Oracle Insert or Update in single Query…

Oracle Insert or Update in single Query…

Often a situation comes in applications where you dont know whether a row was already present in DB or not, if it was present then update it otherwise insert the new row.

Suppose you will do a batch update and in this batch of data you have multiple items. If you want to update your DB with the latest data then you can do one of the followings:

  •     Hit DB to find which data is not there and filter in your code to differentiate between which item should use 'Insert' and which items should  be 'Update'. But in this method the performance will be slower because you have to hit the DB twice for this and you will also filter data in your code that will cost you quite some time.  
  • There are other solutions like you can use a stored proc to do the work etc.But m suggestion would be to use oracle "MERGE" statement.

Suppose you have a table called EMP_MASTER(id,name,phone).

It has ID as the primary key.

Now you got a bunch of employee records andd in one shot you want your table to be updated according to the new record.

Suppose earlier the table looked like this :

EMP_MASTER
---------------------------------------
id   -    name   -    phone
--------------------------------
001 - John - 3434353
002 - Mike - 312121

Now in the batch of records you have got (002,Mike,9898),(003,Lucy,2312).

Here number 002 was already present in the database. So if you do a blind update then the new record would throw an exception/or will be neglected based on your query.

So you can use the below MERGE statement:





MERGE INTO EMP_MASTER e USING dual ON (e.id=e.id and e.id=? )
WHEN MATCHED THEN UPDATE SET name=? , phone=?
WHEN NOT MATCHED THEN INSERT (id,name,phone)
    VALUES ( ?,?,? );



It is blazing fast even with a scale of 4000+ records.

I came across this problem a few months back and i had to google a lot to find a suitable solution.

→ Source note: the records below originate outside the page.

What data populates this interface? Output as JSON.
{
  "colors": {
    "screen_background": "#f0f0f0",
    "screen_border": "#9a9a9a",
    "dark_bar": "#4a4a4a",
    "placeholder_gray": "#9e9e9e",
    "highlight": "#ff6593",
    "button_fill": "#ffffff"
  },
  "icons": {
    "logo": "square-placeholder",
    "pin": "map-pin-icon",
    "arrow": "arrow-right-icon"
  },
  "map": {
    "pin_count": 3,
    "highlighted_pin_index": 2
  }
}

I use the above mentioned statement and it helps a lot.

Limitations:-
•    In the batch itself if you have two records with same primary key value and both were previously not present in DB then this statement might throw an exception when used with any framework's batch update statement. Because both the data with duplicate primary key would be tried to insert in single shot so it will throw an Integrity constraint violation exception.

•    You cannot use any key that is used in the 'ON' clause as part of the update statement.

Apart from these the statement is a sweeet for developers who face this problem.